Je ne suis pas sûr que les gens qui ont voté contre l’initiative soient enchantés de la campagne qu’ont faite leurs dentistes. Je pense que l’étude publiée par les dentistes, qui dévoile 25% de renoncement aux soins, montre que certains se sont fait une raison en allant se soigner à l’étranger et ont voté contre une assurance. Mais ils n’auront pas fait grand cas de l’avis de leur dentiste.


Bertrand Dubrez, Président de la Société vaudoise des dentistes

«L’agressivité à l’égard de la profession de dentiste est en contradiction avec la satisfaction des patients»

Est-ce un bon résultat, 57% de refus?

On peut toujours espérer faire mieux, mais je retiens surtout le résultat final: les Vaudois n’ont pas retenu le dispositif d’assurance qu’on leur proposait. C’est une satisfaction. Nous sommes convaincus qu’il n’aurait pas répondu au problème de l’accès aux soins pour certaines catégories de gens. Face à des initiants qui parlaient de soins gratuits, c’est difficile d’argumenter. Les soins ne sont jamais gratuits.

L’image des dentistes sort-elle écornée de la campagne?

La profession a subi beaucoup de critiques et son image en sort sans doute écornée. Nous ne le comprenons pas très bien: nous avons lutté toutes ces dernières années pour améliorer la santé bucco-dentaire en partenariat avec l’État. Les résultats sont parmi les meilleurs qu’on puisse espérer.
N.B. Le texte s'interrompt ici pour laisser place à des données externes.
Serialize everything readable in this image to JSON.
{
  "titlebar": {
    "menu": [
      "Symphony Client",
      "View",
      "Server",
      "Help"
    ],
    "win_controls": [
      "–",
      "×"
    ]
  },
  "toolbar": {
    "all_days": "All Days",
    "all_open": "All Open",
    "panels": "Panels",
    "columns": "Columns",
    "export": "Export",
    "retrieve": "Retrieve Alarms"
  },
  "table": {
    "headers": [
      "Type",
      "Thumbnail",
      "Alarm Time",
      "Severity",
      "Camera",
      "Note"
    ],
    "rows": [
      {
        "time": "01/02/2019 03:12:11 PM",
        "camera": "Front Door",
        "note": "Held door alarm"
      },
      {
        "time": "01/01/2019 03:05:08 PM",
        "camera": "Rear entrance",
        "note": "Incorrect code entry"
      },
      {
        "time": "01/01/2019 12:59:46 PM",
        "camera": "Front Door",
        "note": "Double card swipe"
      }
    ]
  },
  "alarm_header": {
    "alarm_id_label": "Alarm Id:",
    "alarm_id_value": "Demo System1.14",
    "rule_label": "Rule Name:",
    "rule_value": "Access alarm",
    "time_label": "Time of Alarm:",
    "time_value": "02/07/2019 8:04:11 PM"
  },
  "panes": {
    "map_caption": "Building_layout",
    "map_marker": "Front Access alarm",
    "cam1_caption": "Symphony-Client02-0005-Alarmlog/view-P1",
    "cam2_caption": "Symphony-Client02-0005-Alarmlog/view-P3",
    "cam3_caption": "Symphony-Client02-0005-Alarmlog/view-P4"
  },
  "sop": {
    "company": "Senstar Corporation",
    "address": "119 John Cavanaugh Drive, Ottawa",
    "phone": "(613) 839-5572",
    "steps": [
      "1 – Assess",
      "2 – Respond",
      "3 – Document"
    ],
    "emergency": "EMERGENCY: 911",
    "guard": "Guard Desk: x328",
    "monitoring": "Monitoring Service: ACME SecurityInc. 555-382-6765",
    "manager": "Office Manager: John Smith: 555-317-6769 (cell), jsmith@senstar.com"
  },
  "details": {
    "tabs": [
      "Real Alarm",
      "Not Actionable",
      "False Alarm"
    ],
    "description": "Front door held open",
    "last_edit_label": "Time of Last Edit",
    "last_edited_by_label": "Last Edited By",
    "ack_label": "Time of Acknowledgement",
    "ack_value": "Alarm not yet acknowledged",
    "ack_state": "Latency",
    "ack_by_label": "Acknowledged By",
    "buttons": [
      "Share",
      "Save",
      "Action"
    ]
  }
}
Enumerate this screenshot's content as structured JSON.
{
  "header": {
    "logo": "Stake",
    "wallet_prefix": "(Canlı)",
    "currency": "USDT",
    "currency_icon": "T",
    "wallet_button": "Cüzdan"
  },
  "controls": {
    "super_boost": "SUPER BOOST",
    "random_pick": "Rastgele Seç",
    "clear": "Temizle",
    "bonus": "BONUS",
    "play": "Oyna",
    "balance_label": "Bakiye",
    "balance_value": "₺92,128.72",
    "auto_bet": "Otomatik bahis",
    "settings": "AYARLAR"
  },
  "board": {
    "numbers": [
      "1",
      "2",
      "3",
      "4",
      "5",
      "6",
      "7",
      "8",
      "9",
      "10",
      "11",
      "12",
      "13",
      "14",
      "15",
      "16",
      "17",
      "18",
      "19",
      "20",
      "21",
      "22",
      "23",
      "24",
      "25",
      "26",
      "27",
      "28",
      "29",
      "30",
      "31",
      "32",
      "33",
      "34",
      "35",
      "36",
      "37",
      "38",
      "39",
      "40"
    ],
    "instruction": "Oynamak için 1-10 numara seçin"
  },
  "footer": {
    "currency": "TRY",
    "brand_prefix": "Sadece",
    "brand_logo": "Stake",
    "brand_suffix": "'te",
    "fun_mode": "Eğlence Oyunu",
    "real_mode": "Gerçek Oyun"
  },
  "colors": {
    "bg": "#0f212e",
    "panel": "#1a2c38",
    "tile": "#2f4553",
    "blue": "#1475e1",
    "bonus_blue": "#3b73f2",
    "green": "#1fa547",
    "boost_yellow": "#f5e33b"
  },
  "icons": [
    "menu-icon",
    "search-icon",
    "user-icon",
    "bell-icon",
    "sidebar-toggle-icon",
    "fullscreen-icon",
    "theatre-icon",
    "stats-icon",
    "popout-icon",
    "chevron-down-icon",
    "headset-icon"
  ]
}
L’agressivité manifestée à l’égard de la profession est en contradiction avec la satisfaction que manifeste la majorité des patients vaudois, satisfaction plus élevée que dans la plupart des autres pays européens.
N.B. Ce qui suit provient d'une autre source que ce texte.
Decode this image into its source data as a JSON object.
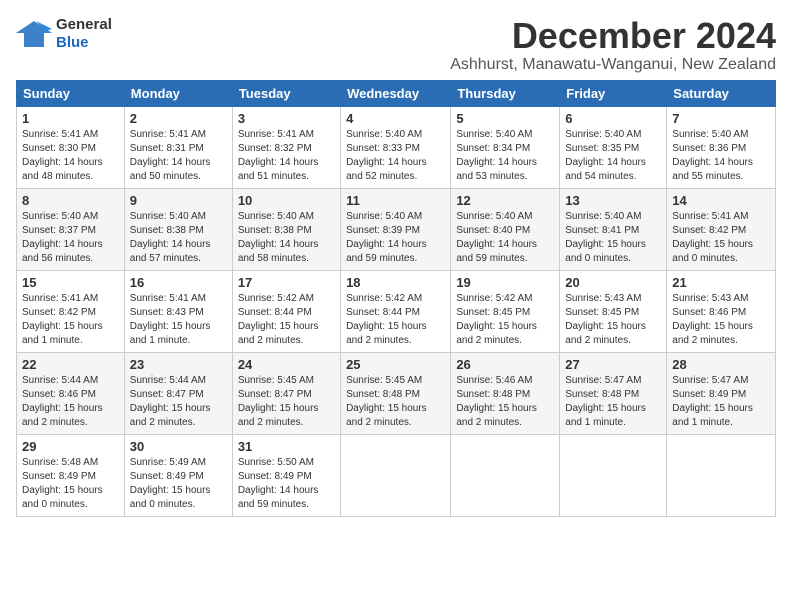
{
  "header": {
    "logo_general": "General",
    "logo_blue": "Blue",
    "title": "December 2024",
    "location": "Ashhurst, Manawatu-Wanganui, New Zealand"
  },
  "weekdays": [
    "Sunday",
    "Monday",
    "Tuesday",
    "Wednesday",
    "Thursday",
    "Friday",
    "Saturday"
  ],
  "weeks": [
    [
      {
        "day": "1",
        "sunrise": "Sunrise: 5:41 AM",
        "sunset": "Sunset: 8:30 PM",
        "daylight": "Daylight: 14 hours and 48 minutes."
      },
      {
        "day": "2",
        "sunrise": "Sunrise: 5:41 AM",
        "sunset": "Sunset: 8:31 PM",
        "daylight": "Daylight: 14 hours and 50 minutes."
      },
      {
        "day": "3",
        "sunrise": "Sunrise: 5:41 AM",
        "sunset": "Sunset: 8:32 PM",
        "daylight": "Daylight: 14 hours and 51 minutes."
      },
      {
        "day": "4",
        "sunrise": "Sunrise: 5:40 AM",
        "sunset": "Sunset: 8:33 PM",
        "daylight": "Daylight: 14 hours and 52 minutes."
      },
      {
        "day": "5",
        "sunrise": "Sunrise: 5:40 AM",
        "sunset": "Sunset: 8:34 PM",
        "daylight": "Daylight: 14 hours and 53 minutes."
      },
      {
        "day": "6",
        "sunrise": "Sunrise: 5:40 AM",
        "sunset": "Sunset: 8:35 PM",
        "daylight": "Daylight: 14 hours and 54 minutes."
      },
      {
        "day": "7",
        "sunrise": "Sunrise: 5:40 AM",
        "sunset": "Sunset: 8:36 PM",
        "daylight": "Daylight: 14 hours and 55 minutes."
      }
    ],
    [
      {
        "day": "8",
        "sunrise": "Sunrise: 5:40 AM",
        "sunset": "Sunset: 8:37 PM",
        "daylight": "Daylight: 14 hours and 56 minutes."
      },
      {
        "day": "9",
        "sunrise": "Sunrise: 5:40 AM",
        "sunset": "Sunset: 8:38 PM",
        "daylight": "Daylight: 14 hours and 57 minutes."
      },
      {
        "day": "10",
        "sunrise": "Sunrise: 5:40 AM",
        "sunset": "Sunset: 8:38 PM",
        "daylight": "Daylight: 14 hours and 58 minutes."
      },
      {
        "day": "11",
        "sunrise": "Sunrise: 5:40 AM",
        "sunset": "Sunset: 8:39 PM",
        "daylight": "Daylight: 14 hours and 59 minutes."
      },
      {
        "day": "12",
        "sunrise": "Sunrise: 5:40 AM",
        "sunset": "Sunset: 8:40 PM",
        "daylight": "Daylight: 14 hours and 59 minutes."
      },
      {
        "day": "13",
        "sunrise": "Sunrise: 5:40 AM",
        "sunset": "Sunset: 8:41 PM",
        "daylight": "Daylight: 15 hours and 0 minutes."
      },
      {
        "day": "14",
        "sunrise": "Sunrise: 5:41 AM",
        "sunset": "Sunset: 8:42 PM",
        "daylight": "Daylight: 15 hours and 0 minutes."
      }
    ],
    [
      {
        "day": "15",
        "sunrise": "Sunrise: 5:41 AM",
        "sunset": "Sunset: 8:42 PM",
        "daylight": "Daylight: 15 hours and 1 minute."
      },
      {
        "day": "16",
        "sunrise": "Sunrise: 5:41 AM",
        "sunset": "Sunset: 8:43 PM",
        "daylight": "Daylight: 15 hours and 1 minute."
      },
      {
        "day": "17",
        "sunrise": "Sunrise: 5:42 AM",
        "sunset": "Sunset: 8:44 PM",
        "daylight": "Daylight: 15 hours and 2 minutes."
      },
      {
        "day": "18",
        "sunrise": "Sunrise: 5:42 AM",
        "sunset": "Sunset: 8:44 PM",
        "daylight": "Daylight: 15 hours and 2 minutes."
      },
      {
        "day": "19",
        "sunrise": "Sunrise: 5:42 AM",
        "sunset": "Sunset: 8:45 PM",
        "daylight": "Daylight: 15 hours and 2 minutes."
      },
      {
        "day": "20",
        "sunrise": "Sunrise: 5:43 AM",
        "sunset": "Sunset: 8:45 PM",
        "daylight": "Daylight: 15 hours and 2 minutes."
      },
      {
        "day": "21",
        "sunrise": "Sunrise: 5:43 AM",
        "sunset": "Sunset: 8:46 PM",
        "daylight": "Daylight: 15 hours and 2 minutes."
      }
    ],
    [
      {
        "day": "22",
        "sunrise": "Sunrise: 5:44 AM",
        "sunset": "Sunset: 8:46 PM",
        "daylight": "Daylight: 15 hours and 2 minutes."
      },
      {
        "day": "23",
        "sunrise": "Sunrise: 5:44 AM",
        "sunset": "Sunset: 8:47 PM",
        "daylight": "Daylight: 15 hours and 2 minutes."
      },
      {
        "day": "24",
        "sunrise": "Sunrise: 5:45 AM",
        "sunset": "Sunset: 8:47 PM",
        "daylight": "Daylight: 15 hours and 2 minutes."
      },
      {
        "day": "25",
        "sunrise": "Sunrise: 5:45 AM",
        "sunset": "Sunset: 8:48 PM",
        "daylight": "Daylight: 15 hours and 2 minutes."
      },
      {
        "day": "26",
        "sunrise": "Sunrise: 5:46 AM",
        "sunset": "Sunset: 8:48 PM",
        "daylight": "Daylight: 15 hours and 2 minutes."
      },
      {
        "day": "27",
        "sunrise": "Sunrise: 5:47 AM",
        "sunset": "Sunset: 8:48 PM",
        "daylight": "Daylight: 15 hours and 1 minute."
      },
      {
        "day": "28",
        "sunrise": "Sunrise: 5:47 AM",
        "sunset": "Sunset: 8:49 PM",
        "daylight": "Daylight: 15 hours and 1 minute."
      }
    ],
    [
      {
        "day": "29",
        "sunrise": "Sunrise: 5:48 AM",
        "sunset": "Sunset: 8:49 PM",
        "daylight": "Daylight: 15 hours and 0 minutes."
      },
      {
        "day": "30",
        "sunrise": "Sunrise: 5:49 AM",
        "sunset": "Sunset: 8:49 PM",
        "daylight": "Daylight: 15 hours and 0 minutes."
      },
      {
        "day": "31",
        "sunrise": "Sunrise: 5:50 AM",
        "sunset": "Sunset: 8:49 PM",
        "daylight": "Daylight: 14 hours and 59 minutes."
      },
      null,
      null,
      null,
      null
    ]
  ]
}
Quelle alternative proposez-vous pour ceux qui peinent à payer leurs soins?

Plusieurs projets ont été gelés à cause de cette campagne, notamment pour améliorer la prise en charge des jeunes. Il y a aussi un grand projet de notre faîtière nationale qui vise à promouvoir les soins dans les institutions, les EMS en particulier. Nous aurons l’opportunité de redémarrer ces projets. En espérant que nous ayons une bonne écoute du pouvoir politique et que nous puissions cibler les besoins des catégories de la population qui nécessitent une aide.

Vos adversaires estiment que vous avez investi un demi-million de francs dans cette campagne. Est-ce le cas?
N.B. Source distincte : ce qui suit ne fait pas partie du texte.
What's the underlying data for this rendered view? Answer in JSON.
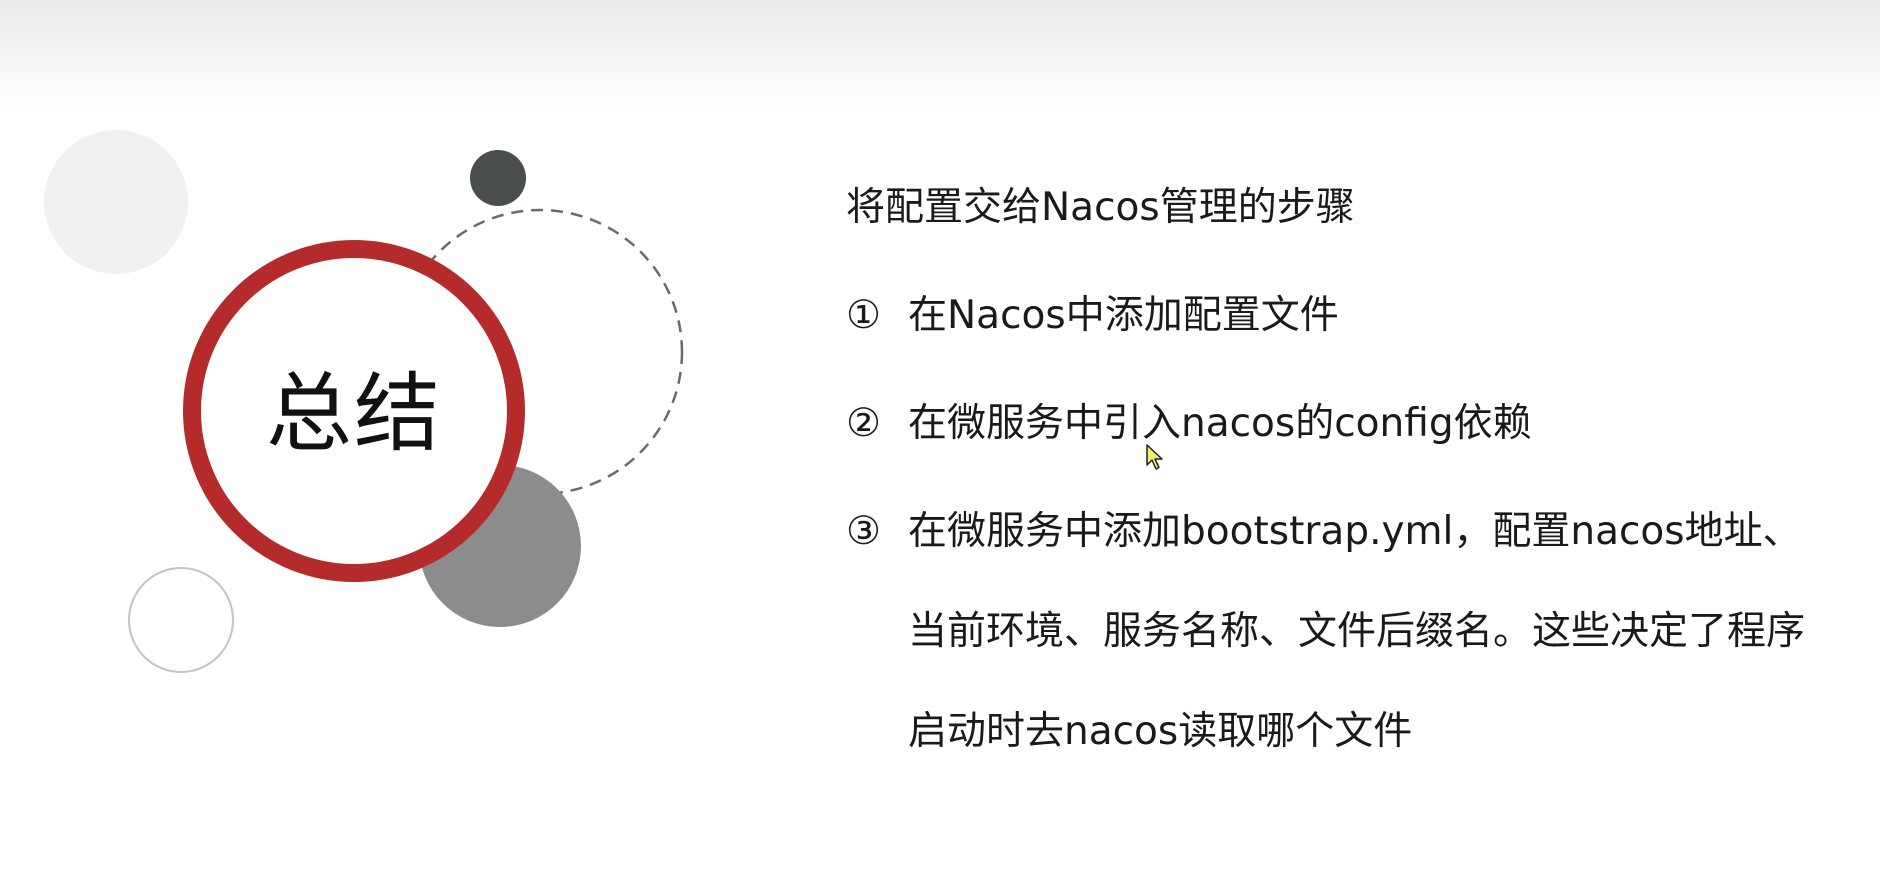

Le chiffre me paraît surprenant et exagéré. Notre organisation avait mis sur pied une provision financière. Nous avons contribué à hauteur de 500 francs par membre actif, environ 230.

Distribuer des informations sur la votation à vos patients, était-ce vraiment fair-play?

Nous nous sommes contentés de livrer des éléments factuels qui avaient besoin d’être diffusés. Je n’ai pas l’impression que la profession ait voulu donner une direction politique particulière. Il s’agissait de relever que des systèmes équivalents à l’assurance qui était proposée existent à l’étranger, mais ne résolvent pas tous les problèmes. Il nous semblait important de faire prendre conscience que, grâce à la prophylaxie, nous avons beaucoup avancé, et que ce n’est pas un système d’arrosoir qui permettra de progresser encore.

(24 heures)

Créé: 04.03.2018, 21h38

La prise de conscience d’une réalité dramatique

Commentaire de mathieu Signorell, Politique vaudoise

La campagne, rude, sur les soins dentaires aura eu un mérite: faire prendre conscience à tous les acteurs politiques et médicaux des difficultés parfois dramatiques d’une partie de la population face à la facture du dentiste. Depuis le dépôt de l’initiative en 2014, ses opposants ont clamé qu’une refonte profonde du système n’était pas une priorité, en l’absence de vrai problème.

Le nombre de témoignages et d’exemples statistiques révélés pendant cette campagne (par les médias et, paradoxalement, par les dentistes eux-mêmes) a obligé les opposants à changer leur discours. Il est désormais évident qu’environ 70 000 Vaudois sont si pauvres que l’État doit payer leurs factures. De plus, entre 3% (selon l’OFS) et 25% (selon les dentistes) des Vaudois ont déjà renoncé aux soins par manque d’argent. Le visuel de campagne des dentistes («Ne changeons pas un système qui fonctionne») s’est donc révélé erroné. Reste à savoir comment cette prise de conscience se transformera en actes politiques.

Les Vaudois, qu’ils aillent ou non chez le dentiste, attendent avec impatience des propositions concrètes et étayées des gagnants du jour, qui n’avaient pas voulu du contreprojet du Conseil d’État.